Amazon takes on India giant Reliance in court fight over retailer
The legal tussle between the e-commerce giants pits two of the world’s richest men, Jeff Bezos and Mukesh Ambani, against one another.
A battle between Amazon.com Inc. and Reliance Industries Ltd. to dominate India’s $1 trillion consumer market is stoking nationalist rhetoric in a courtroom and outside, as the two companies tussle over the future of a distressed local retailer.
At the center of the case is Amazon’s efforts to block Reliance’s planned purchase of Future Group’s assets, saying the Indian retailer violated a contract by agreeing to a sale to a rival controlled by billionaire Mukesh Ambani. The Delhi High Court is now weighing if the U.S. e-commerce giant has any legal basis to object to the transaction and a ruling is expected in weeks.
The legal spat has not only revealed the intensity of the fight between two of the world’s richest men — Jeff Bezos and Ambani — but has also sparked a “foreign versus local” debate. A lawyer for Future, in his argument, painted Amazon as the “Big Brother in America” out to crush a small local company, while a retailer lobby group declared its “support to Indian company Future Group in its fight against Foreign Amazon.”
For its part, Amazon wants Indian courts and regulators to enforce a business contract in what it views as a commercial dispute. If Future is allowed to renege on its contract with Amazon, it may signal to global investors that investments in India are risky, the U.S. company alleges. That is an inconvenient image at a time when Prime Minister Narendra Modi needs foreign investment to create jobs and reboot an economy pummeled by the pandemic.

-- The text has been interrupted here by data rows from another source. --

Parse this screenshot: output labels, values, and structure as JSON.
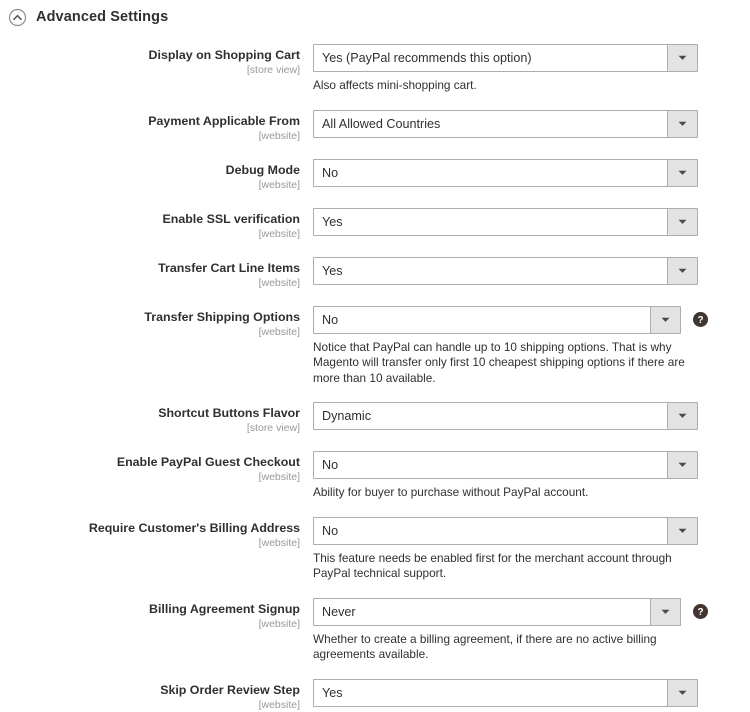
{
  "section": {
    "title": "Advanced Settings",
    "collapse_icon": "chevron-up-circle-icon"
  },
  "scopes": {
    "store_view": "[store view]",
    "website": "[website]"
  },
  "icons": {
    "dropdown": "chevron-down-icon",
    "help": "question-mark-circle-icon"
  },
  "fields": [
    {
      "label": "Display on Shopping Cart",
      "scope": "[store view]",
      "value": "Yes (PayPal recommends this option)",
      "note": "Also affects mini-shopping cart.",
      "help": false
    },
    {
      "label": "Payment Applicable From",
      "scope": "[website]",
      "value": "All Allowed Countries",
      "note": "",
      "help": false
    },
    {
      "label": "Debug Mode",
      "scope": "[website]",
      "value": "No",
      "note": "",
      "help": false
    },
    {
      "label": "Enable SSL verification",
      "scope": "[website]",
      "value": "Yes",
      "note": "",
      "help": false
    },
    {
      "label": "Transfer Cart Line Items",
      "scope": "[website]",
      "value": "Yes",
      "note": "",
      "help": false
    },
    {
      "label": "Transfer Shipping Options",
      "scope": "[website]",
      "value": "No",
      "note": "Notice that PayPal can handle up to 10 shipping options. That is why Magento will transfer only first 10 cheapest shipping options if there are more than 10 available.",
      "help": true
    },
    {
      "label": "Shortcut Buttons Flavor",
      "scope": "[store view]",
      "value": "Dynamic",
      "note": "",
      "help": false
    },
    {
      "label": "Enable PayPal Guest Checkout",
      "scope": "[website]",
      "value": "No",
      "note": "Ability for buyer to purchase without PayPal account.",
      "help": false
    },
    {
      "label": "Require Customer's Billing Address",
      "scope": "[website]",
      "value": "No",
      "note": "This feature needs be enabled first for the merchant account through PayPal technical support.",
      "help": false
    },
    {
      "label": "Billing Agreement Signup",
      "scope": "[website]",
      "value": "Never",
      "note": "Whether to create a billing agreement, if there are no active billing agreements available.",
      "help": true
    },
    {
      "label": "Skip Order Review Step",
      "scope": "[website]",
      "value": "Yes",
      "note": "",
      "help": false
    }
  ],
  "colors": {
    "text": "#303030",
    "scope_text": "#999999",
    "border": "#adadad",
    "arrow_bg": "#e3e3e3",
    "help_icon": "#41362f"
  }
}
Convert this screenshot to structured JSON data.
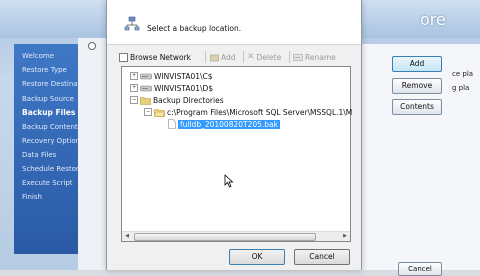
{
  "background": {
    "heading": "ore",
    "nav_items": [
      {
        "label": "Welcome",
        "active": false
      },
      {
        "label": "Restore Type",
        "active": false
      },
      {
        "label": "Restore Destinati",
        "active": false
      },
      {
        "label": "Backup Source",
        "active": false
      },
      {
        "label": "Backup Files",
        "active": true
      },
      {
        "label": "Backup Contents",
        "active": false
      },
      {
        "label": "Recovery Options",
        "active": false
      },
      {
        "label": "Data Files",
        "active": false
      },
      {
        "label": "Schedule Restore",
        "active": false
      },
      {
        "label": "Execute Script",
        "active": false
      },
      {
        "label": "Finish",
        "active": false
      }
    ],
    "buttons": {
      "add": "Add",
      "remove": "Remove",
      "contents": "Contents",
      "cancel": "Cancel"
    },
    "side_texts": [
      "ce pla",
      "g pla"
    ]
  },
  "dialog": {
    "title": "Select a backup location.",
    "toolbar": {
      "browse_network": "Browse Network",
      "add": "Add",
      "delete": "Delete",
      "rename": "Rename"
    },
    "tree": [
      {
        "label": "WINVISTA01\\C$",
        "expander": "+",
        "icon": "drive-icon"
      },
      {
        "label": "WINVISTA01\\D$",
        "expander": "+",
        "icon": "drive-icon"
      },
      {
        "label": "Backup Directories",
        "expander": "−",
        "icon": "folder-icon"
      },
      {
        "label": "c:\\Program Files\\Microsoft SQL Server\\MSSQL.1\\M",
        "expander": "−",
        "icon": "folder-icon"
      },
      {
        "label": "fulldb_20100820T205.bak",
        "icon": "file-icon",
        "selected": true
      }
    ],
    "ok": "OK",
    "cancel": "Cancel"
  },
  "colors": {
    "selection": "#3399ff",
    "nav": "#2f66b4"
  }
}
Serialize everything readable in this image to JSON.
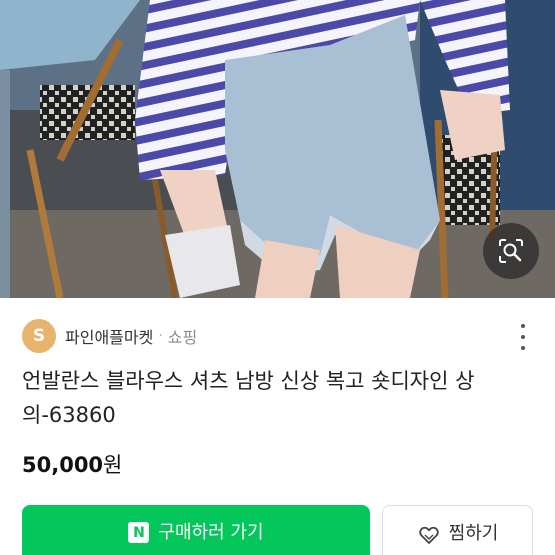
{
  "product_image": {
    "alt_icon": "image-search-icon"
  },
  "store": {
    "avatar_letter": "S",
    "name": "파인애플마켓",
    "separator": "·",
    "category": "쇼핑"
  },
  "product": {
    "title": "언발란스 블라우스 셔츠 남방 신상 복고 숏디자인 상의-63860",
    "price_value": "50,000",
    "price_unit": "원"
  },
  "actions": {
    "buy_badge": "N",
    "buy_label": "구매하러 가기",
    "wish_label": "찜하기"
  },
  "colors": {
    "brand_green": "#03c75a",
    "avatar": "#e7b36d"
  }
}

The stakes are high for both Amazon and Reliance. Securing Future’s assets will give Reliance, already India’s biggest retailer, an unparalleled edge in a market where most of the consumers still prefer shopping in stores. That’s an advantage Amazon is not willing to cede. Nor is Amazon willing to be upstaged by nationalistic arguments after losing ground to home-grown rivals in China. India, with its billion-plus consumers, is effectively the last big growth frontier.
Ambani, 63, has been playing the nationalist card as well. The tycoon, who’s been warning against data colonization since 2018, often presents Reliance as a homegrown champion and its telecommunications, retail and digital ventures as nation-building initiatives.
Vocal for Local
This week, Reliance Retail introduced the “Indie” and “Swadesh” — meaning from one’s own country — taglines on its e-commerce websites to promote indigenous handicrafts and textiles, dovetailing with Modi’s call to be “Vocal for Local.” In a key May speech, Modi mentioned “self-reliance” at least 17 times during a 33-minute address to the nation.
In August, Reliance announced the $3.4 billion purchase of the indebted Future Group that was straining under a severe cash crunch triggered by the coronavirus-led slump. Amazon, which holds a 49% stake in an unlisted Future Group entity, objected to this transaction and secured an order from a Singapore arbitration court that temporarily put the asset sale on hold. Future petitioned against this freeze-order in the Delhi High Court.
East India Co.
Harish Salve, the celebrity lawyer representing listed Future Retail Ltd., told the court that Amazon was behaving “like the East India Company of the 21st century.” Amazon’s stand is “either you do business with me or you shut down,” he said, stressing that an aborted asset sale deal will lead to thousands of job losses and bankruptcy.
The East India Company — formed by a group of British merchants who arrived in India in the 17th century to trade in spices and ended up colonizing the country for centuries — has been an unpleasant memory in Indian history. This emotive reference marks the latest Indian versus outsider dispute this year that also saw Google face pushback from Indian startups and over 200 apps from Chinese technology companies being banned following a military clash along the Indo-China border.
“Amazon has no investment in Future Retail,” Salve said in court. “Reliance wants to buy, but I have to ask Big Brother in America?” he said, asking if an overseas firm should be allowed to control an Indian company’s business dealings.
$6.5 Billion
Amazon’s lawyer Gopal Subramanium, India’s former attorney general, countered that the American e-tailer was no Big Brother or East India Company and had in fact introduced Future Retail to a prospective investor to ease its distress. Amazon has created thousands of jobs and invested $6.5 billion in India so far, he said.
Reliance’s lawyer has argued that the Singapore arbitration tribunal’s emergency order halting the transaction isn’t recognized by Indian law and the deal is crucial to save the retailer from collapse.
These arguments in court were prompted by a Future Group legal petition after Amazon had written to India’s market and antitrust regulators apprising them of the Singapore arbitration order of an interim stay.
Amazon suffered its first setback in the case last week, when the antitrust regulator, Competition Commission of India, approved the Reliance-Future deal. Earlier, Reliance said it intends to complete the transaction “without any delay.”